Let \(S^{n-1}\) denote the unit sphere in \(\mathbb R^n\) \((n\geq 2)\) equipped with normalized Lebesgue measure \(d\sigma\). Let \(\Omega\) be a homogeneous function of degree zero on \(\mathbb R^n\), which satisfies the \(\text{Lip}_\gamma\), \(0<\gamma\leq 1\), condition on \(S^{n-1}\) and \[ \int_{S^{n-1}}\Omega(x')\,d\sigma(x')=0. \]
Write \(\Gamma(x)=\{(y,t)\in \mathbb R^{n+1}_+ : |x-y|<t\}\).
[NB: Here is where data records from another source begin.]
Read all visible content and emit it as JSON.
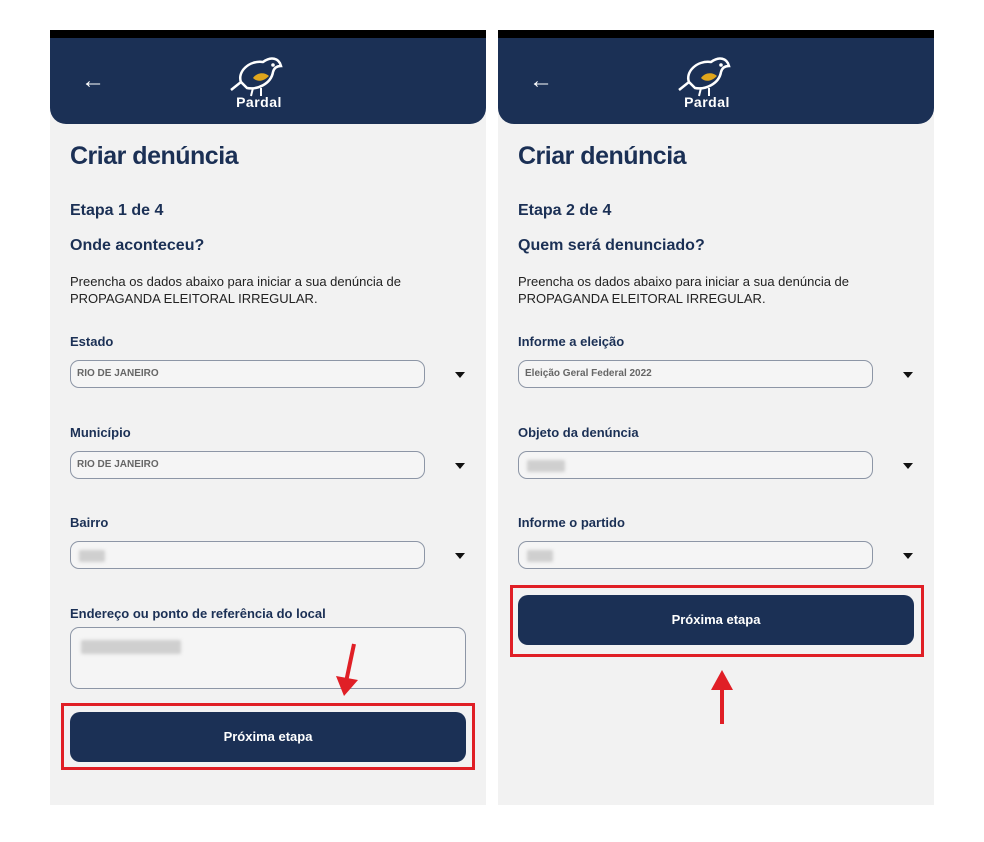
{
  "colors": {
    "navy": "#1b3055",
    "highlight": "#e01f26",
    "background": "#f2f2f2",
    "logo_accent": "#e0a61c"
  },
  "app": {
    "logo_text": "Pardal",
    "back_icon": "arrow-left-icon"
  },
  "screens": [
    {
      "title": "Criar denúncia",
      "step": "Etapa 1 de 4",
      "question": "Onde aconteceu?",
      "description": "Preencha os dados abaixo para iniciar a sua denúncia de PROPAGANDA ELEITORAL IRREGULAR.",
      "fields": [
        {
          "label": "Estado",
          "value": "RIO DE JANEIRO"
        },
        {
          "label": "Município",
          "value": "RIO DE JANEIRO"
        },
        {
          "label": "Bairro",
          "value": ""
        }
      ],
      "address_label": "Endereço ou ponto de referência do local",
      "address_value": "",
      "button": "Próxima etapa"
    },
    {
      "title": "Criar denúncia",
      "step": "Etapa 2 de 4",
      "question": "Quem será denunciado?",
      "description": "Preencha os dados abaixo para iniciar a sua denúncia de PROPAGANDA ELEITORAL IRREGULAR.",
      "fields": [
        {
          "label": "Informe a eleição",
          "value": "Eleição Geral Federal 2022"
        },
        {
          "label": "Objeto da denúncia",
          "value": ""
        },
        {
          "label": "Informe o partido",
          "value": ""
        }
      ],
      "button": "Próxima etapa"
    }
  ]
}
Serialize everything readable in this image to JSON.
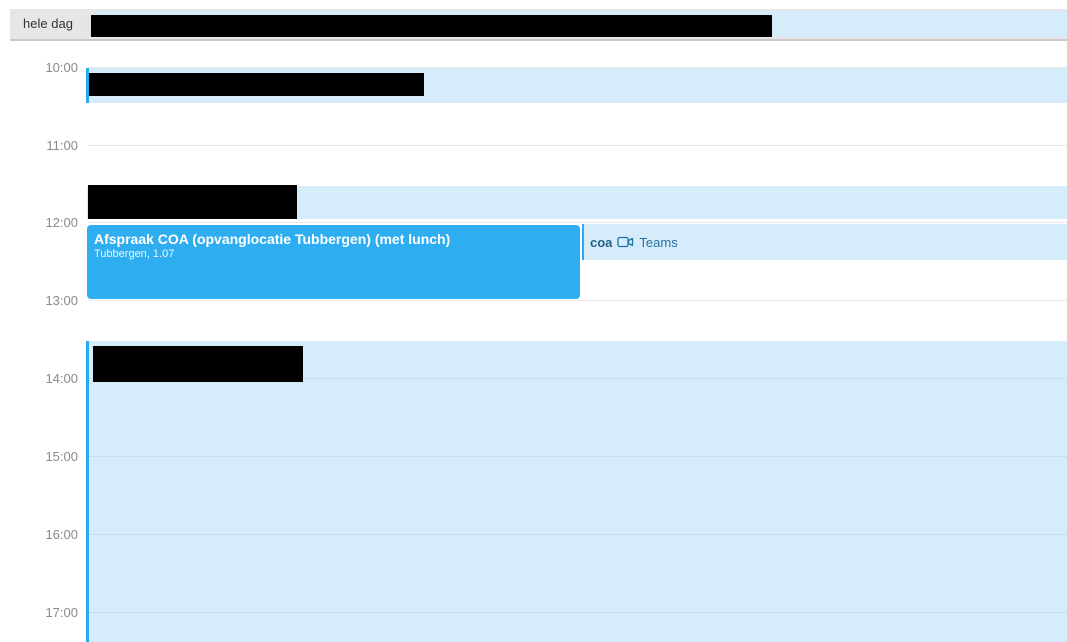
{
  "allday": {
    "label": "hele dag"
  },
  "times": [
    "10:00",
    "11:00",
    "12:00",
    "13:00",
    "14:00",
    "15:00",
    "16:00",
    "17:00"
  ],
  "events": {
    "afspraak": {
      "title": "Afspraak COA (opvanglocatie Tubbergen) (met lunch)",
      "location": "Tubbergen, 1.07"
    },
    "coa": {
      "name": "coa",
      "meeting": "Teams",
      "icon": "video-camera-icon"
    }
  },
  "colors": {
    "event_light": "#d6ecfa",
    "event_accent": "#2aa9ee",
    "event_selected": "#2eaef0"
  }
}
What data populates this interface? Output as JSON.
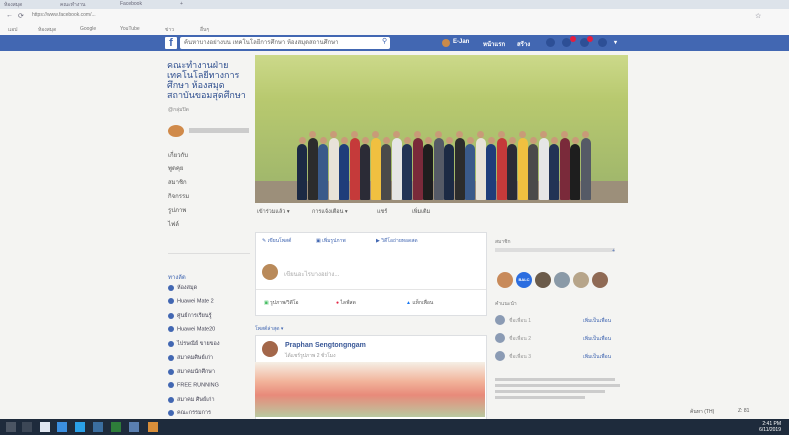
{
  "browser": {
    "tabs": [
      "ห้องสมุด",
      "คณะทำงาน",
      "Facebook",
      "+"
    ],
    "address": "https://www.facebook.com/...",
    "bookmarks": [
      "แอป",
      "ห้องสมุด",
      "Google",
      "YouTube",
      "ข่าว",
      "อื่นๆ"
    ]
  },
  "fb": {
    "search_placeholder": "ค้นหาบางอย่างบน เทคโนโลยีการศึกษา ห้องสมุดสถานศึกษา",
    "nav_name": "E-Jan",
    "nav_home": "หน้าแรก",
    "nav_create": "สร้าง",
    "brand_color": "#4267b2"
  },
  "left": {
    "title": "คณะทำงานฝ่าย เทคโนโลยีทางการศึกษา ห้องสมุด สถาบันขอมสุดศึกษา",
    "subtitle": "@กลุ่มปิด",
    "items": [
      "เกี่ยวกับ",
      "พูดคุย",
      "สมาชิก",
      "กิจกรรม",
      "รูปภาพ",
      "ไฟล์"
    ],
    "groups_header": "ทางลัด",
    "groups": [
      "ห้องสมุด",
      "Huawei Mate 2",
      "ศูนย์การเรียนรู้",
      "Huawei Mate20",
      "ไปรษณีย์ ขายของ",
      "สมาคมศิษย์เก่า",
      "สมาคมนักศึกษา",
      "FREE RUNNING",
      "สมาคม ศิษย์เก่า",
      "คณะกรรมการ"
    ]
  },
  "page_tabs": [
    "เข้าร่วมแล้ว ▾",
    "การแจ้งเตือน ▾",
    "แชร์",
    "เพิ่มเติม"
  ],
  "composer": {
    "placeholder": "เขียนอะไรบางอย่าง...",
    "actions": [
      "รูปภาพ/วิดีโอ",
      "ไลฟ์สด",
      "แท็กเพื่อน"
    ]
  },
  "post": {
    "author": "Praphan Sengtongngam",
    "meta": "ได้แชร์รูปภาพ 2 ชั่วโมง"
  },
  "right": {
    "members_header": "สมาชิก",
    "suggest_header": "คำแนะนำ",
    "friends": [
      "ชื่อเพื่อน 1",
      "ชื่อเพื่อน 2",
      "ชื่อเพื่อน 3"
    ],
    "add_friend": "เพิ่มเป็นเพื่อน"
  },
  "taskbar": {
    "time": "2:41 PM",
    "date": "6/11/2019",
    "search": "ค้นหา (TH)",
    "zoom": "Z:  81"
  }
}
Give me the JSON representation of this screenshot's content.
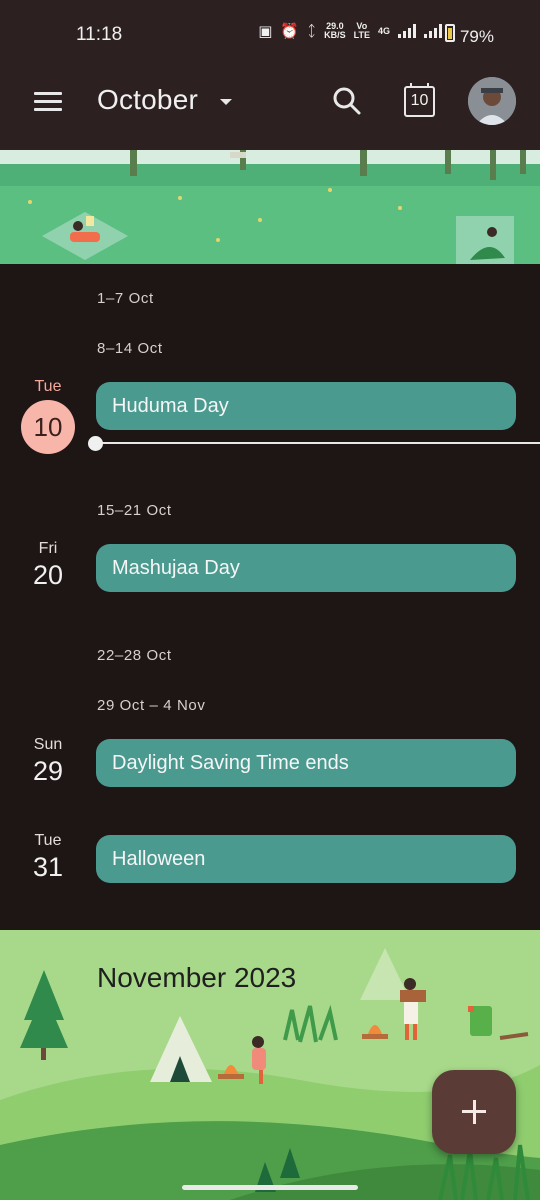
{
  "status_bar": {
    "time": "11:18",
    "speed_value": "29.0",
    "speed_unit": "KB/S",
    "network_top": "Vo",
    "network_bottom": "LTE",
    "network_type": "4G",
    "battery": "79%"
  },
  "app_bar": {
    "menu_icon": "hamburger-menu-icon",
    "month": "October",
    "today_number": "10"
  },
  "schedule": {
    "weeks": [
      {
        "label": "1–7 Oct"
      },
      {
        "label": "8–14 Oct"
      },
      {
        "label": "15–21 Oct"
      },
      {
        "label": "22–28 Oct"
      },
      {
        "label": "29 Oct – 4 Nov"
      }
    ],
    "days": [
      {
        "weekday": "Tue",
        "day": "10",
        "event": "Huduma Day",
        "today": true
      },
      {
        "weekday": "Fri",
        "day": "20",
        "event": "Mashujaa Day"
      },
      {
        "weekday": "Sun",
        "day": "29",
        "event": "Daylight Saving Time ends"
      },
      {
        "weekday": "Tue",
        "day": "31",
        "event": "Halloween"
      }
    ]
  },
  "next_month": {
    "title": "November 2023"
  },
  "colors": {
    "app_bar": "#2c2020",
    "background": "#1e1515",
    "event_chip": "#4a9a90",
    "today_circle": "#f8b6ab",
    "fab": "#5a3b35"
  }
}
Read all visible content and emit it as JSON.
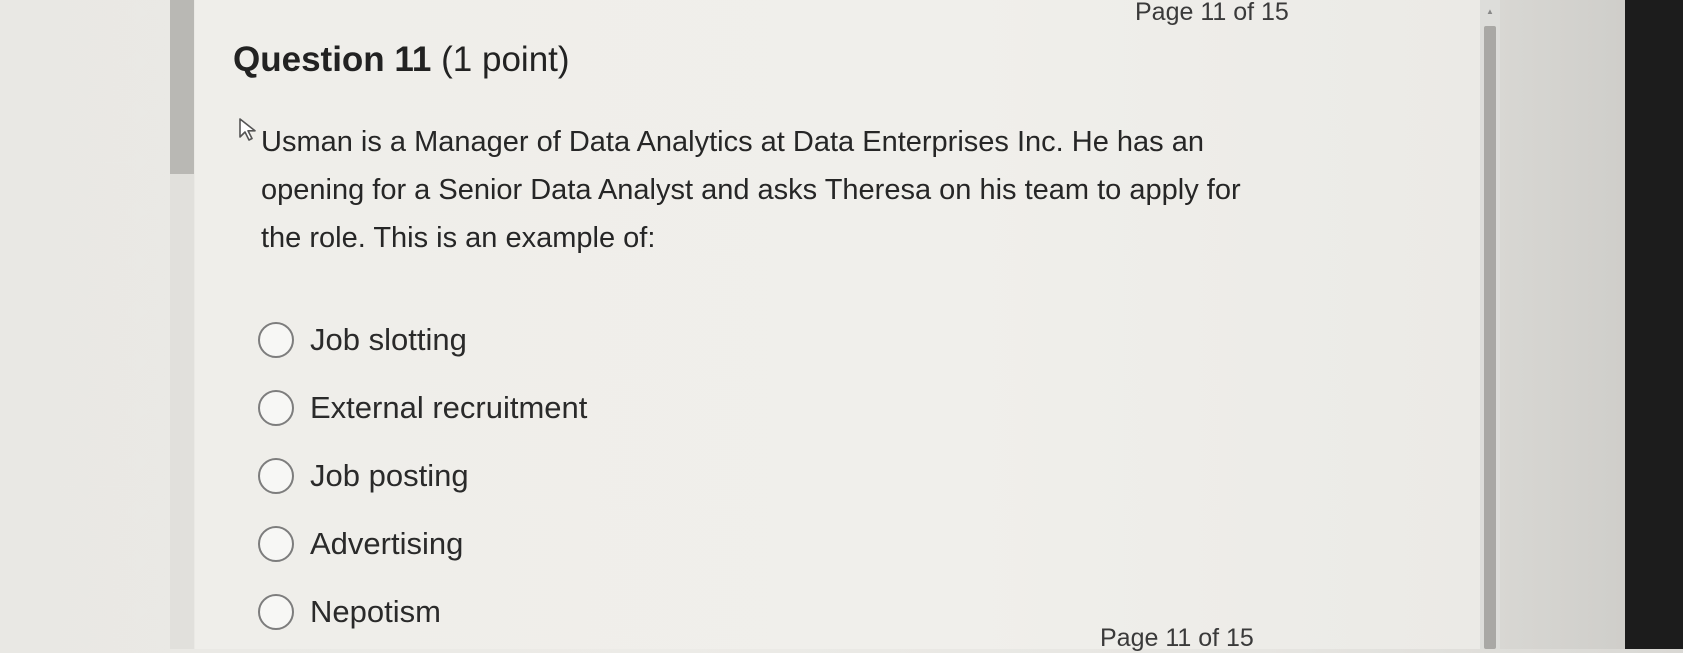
{
  "pagination": {
    "top": "Page 11 of 15",
    "bottom": "Page 11 of 15"
  },
  "question": {
    "title": "Question 11",
    "points": "(1 point)",
    "text": "Usman is a Manager of Data Analytics at Data Enterprises Inc. He has an opening for a Senior Data Analyst and asks Theresa on his team to apply for the role. This is an example of:"
  },
  "options": [
    {
      "label": "Job slotting",
      "selected": false
    },
    {
      "label": "External recruitment",
      "selected": false
    },
    {
      "label": "Job posting",
      "selected": false
    },
    {
      "label": "Advertising",
      "selected": false
    },
    {
      "label": "Nepotism",
      "selected": false
    }
  ],
  "icons": {
    "cursor": "mouse-pointer-icon",
    "scroll_up": "scroll-up-arrow-icon"
  },
  "colors": {
    "page_background": "#efeeea",
    "text": "#262626",
    "radio_border": "#7d7d7d",
    "scrollbar_thumb": "#a9a8a5"
  }
}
For functions \(A, f\) defined on \(\mathbb R^n\), \(\delta\geq 0\), and \(m\in \mathbb N\), the author investigates the boundedness of following two multilinear Marcinkiewicz operators for the extreme cases of \(p\)
\[ \begin{aligned} \mu_\delta^A(f)(x)&=\bigg( \iint_{\Gamma(x)} |F_t^A(f)(x,y)|^2\,\frac{dy\,dt}{t^{n+3}}\bigg)^{1/2},\\ \widetilde{\mu}_\delta^A(f)(x)&=\bigg( \iint_{\Gamma(x)} |\widetilde{F}_t^A(f)(x,y)|^2\,\frac{dy\,dt}{t^{n+3}}\bigg)^{1/2}, \end{aligned} \] where
\[ \begin{aligned} F_t^A(f)(x,y)&=\int_{|y-z|\leq t} \frac{\Omega(y-z)}{|y-z|^{n-1-\delta}} \frac{R_{m+1}(A;x,z)}{|x-z|^m}f(z)\,dz,\\ \widetilde{F}_t^A(f)(x,y)&=\int_{|y-z|\leq t} \frac{\Omega(y-z)}{|y-z|^{n-1-\delta}} \frac{Q_{m+1}(A;x,z)}{|x-z|^m}f(z)\,dz, \end{aligned} \]
and
\[ \begin{aligned} R_{m+1}(A;x,z)&=A(x)-\sum_{|\alpha|\leq m}\frac 1{\alpha !} D^\alpha A(z) (x-z)^\alpha,\\ Q_{m+1}(A;x,z)&=R_m(A;x,z)-\sum_{|\alpha|= m}\frac 1{\alpha !} D^\alpha A(z) (x-z)^\alpha. \end{aligned} \]
The author proves that, if \(0\leq \delta<n\) and \(D^\alpha A \in \text{BMO}\) for all \(\alpha\) with \(|\alpha|=m\), then
\(\mu_\delta^A\) is bounded from \(L^{n/\delta}\) to BMO and bounded from \(H^1\) to weak \(L^{n/(n-\delta)}\);
\(\widetilde{\mu}_\delta^A\) is bounded from \(H^1\) to \(L^{n/(n-\delta)}\).